The presidents of Apple and Samsung will talk today to try to find an amicable solution to solve the legal problems

  Last week, the judge presiding over the trial between Samsung and Apple, which is currently taking place in the US, he asked the presidents of his two companies discuss a possible amicable settlement of the dispute. Because the trial has ended and in the following days the jury must make a decision, today Tim Cook and Kwon Oh Hyun, CEO of Samsung, vI would have discussions to try to find a way to solve all problems amicably.
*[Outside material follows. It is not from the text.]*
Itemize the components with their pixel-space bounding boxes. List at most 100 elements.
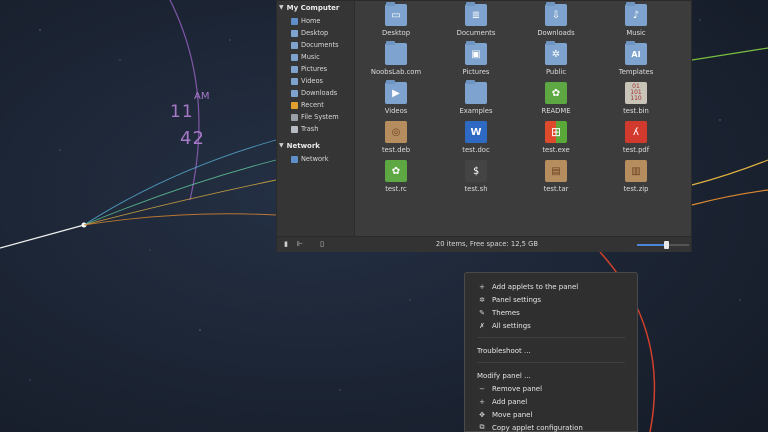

The South Korean group named Kwon Oh-hyun as its new CEO [in June]. Currently head of Samsung's components business, which oversees chips and display, Kwon cemented Samsung's position in memory chips, where it has almost 50 percent global market share, and expanded into non-memory, or logic chips, which now account for 40 percent of Samsung's overall semiconductor revenue... Under Kwon, Samsung became the sole supplier of the mobile processors that power Apple's iPhone and iPad – rival products to Samsung's own Galaxy and Note. The 59-year-old former engineer, who studied electrical engineering at Seoul National University and Stanford, has also led a restructuring of Samsung's LCD flat-screen business.

  Their discussion will only be by phone and although the judge is optimistic, the rest of the analysts and lawyers do not seem so confident in a possible agreement concluded by the two companies. At the moment the process has reached the point where no one can do anything and considering that so far none of the two presidents have been willing to give in, there is no solid reason to indicate that this discussion will change something.